Why it’s so Hard to Decide How to Study Japanese — 4 Comments

  1. Your comment on how one negative comment can ruin your entire opinion on something rings very true to me. If I see a couple very bad reviews on an Amazon item (even if there are a massive amount of positive reviews) I’ll often decide against buying it.

    When I first saw this site, like everything else I was skeptical. What made me buy the first deck was the excellent past articles that helped me a lot. But the first deck wasn’t enough to truly hold me if I were to come across a bunch of negative comments(which, thankfully, I never did). What held me and made me decide with no chance of going back was the revolutionary intermediate deck.
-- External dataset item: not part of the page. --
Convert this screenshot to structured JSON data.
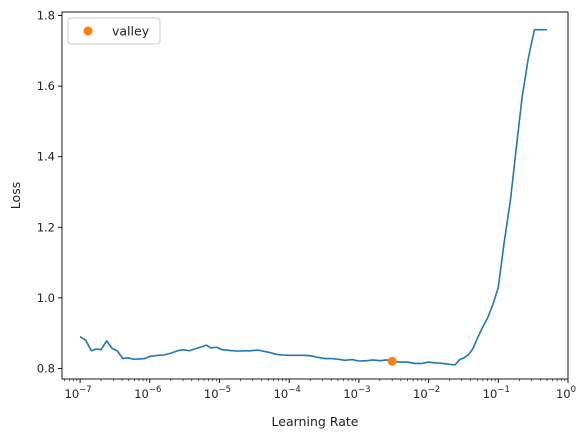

Once I moved past the first quarter of the deck I was fully convinced this was the best method for me and was unique. It took 5 years mostly waisted to find it! 5 years of information sifting and other garbage methods. Anyways, 2 years later I consider it the best learning decision I ever made in my life. It’s even helped me with learning another subject.
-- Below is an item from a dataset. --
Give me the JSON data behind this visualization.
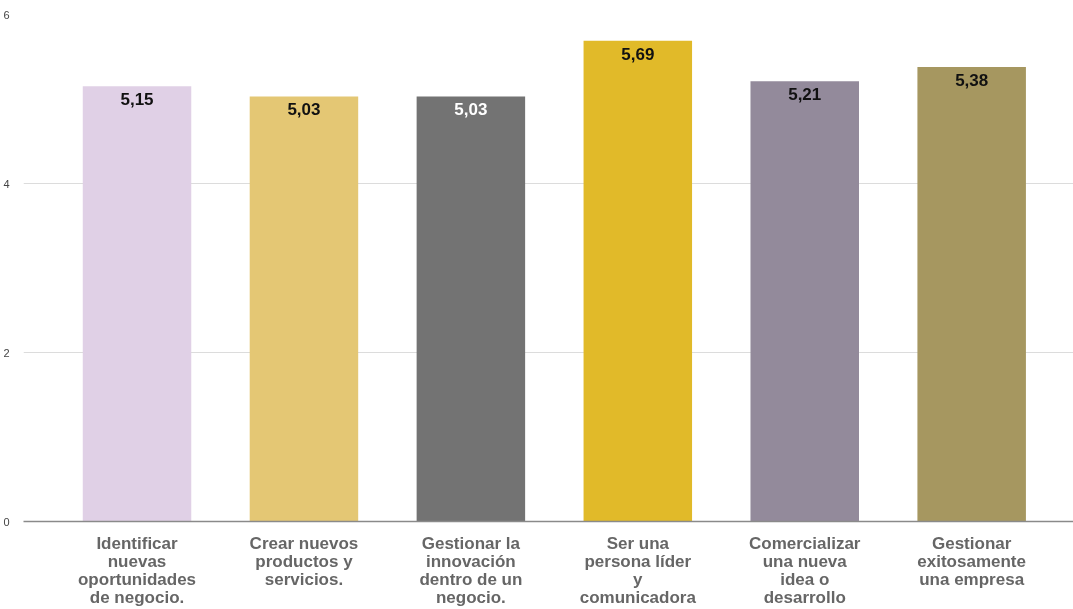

    As for how I navigated, 5 years of floundering and then I found Jalup and it proved itself to me. That’s all there is to it.

    • You can actually really be enjoying a method for a long time, read something negative about it, and then start to second guess yourself. The dangers of negativity :P

      Don’t worry, your 5 years weren’t wasted. They were spent well finally getting to the method that you found would work best for you.

      In a series of upcoming Adam & Yuki show episodes, we talk about all the “wasted” time I spent going through a mountain of different textbooks.

  2. I definitely feel this. I’m using the Kodansha Kanji Learner’s Course (+Anki deck) and it’s pretty good but sometimes I feel like I’m missing out because I’m not using RTK or WaniKani or Kanji Kingdom. But hey, it doesn’t matter how you get there as long as everyone ends up in the same place at the end ;p

    • If you are enjoying the Kondasha Kanji course and are satisfied with your improvement, then don’t worry about “greener pastures.” There’s always going to be something that you think might be better but it’s not worth thinking about if you are happy with where you are.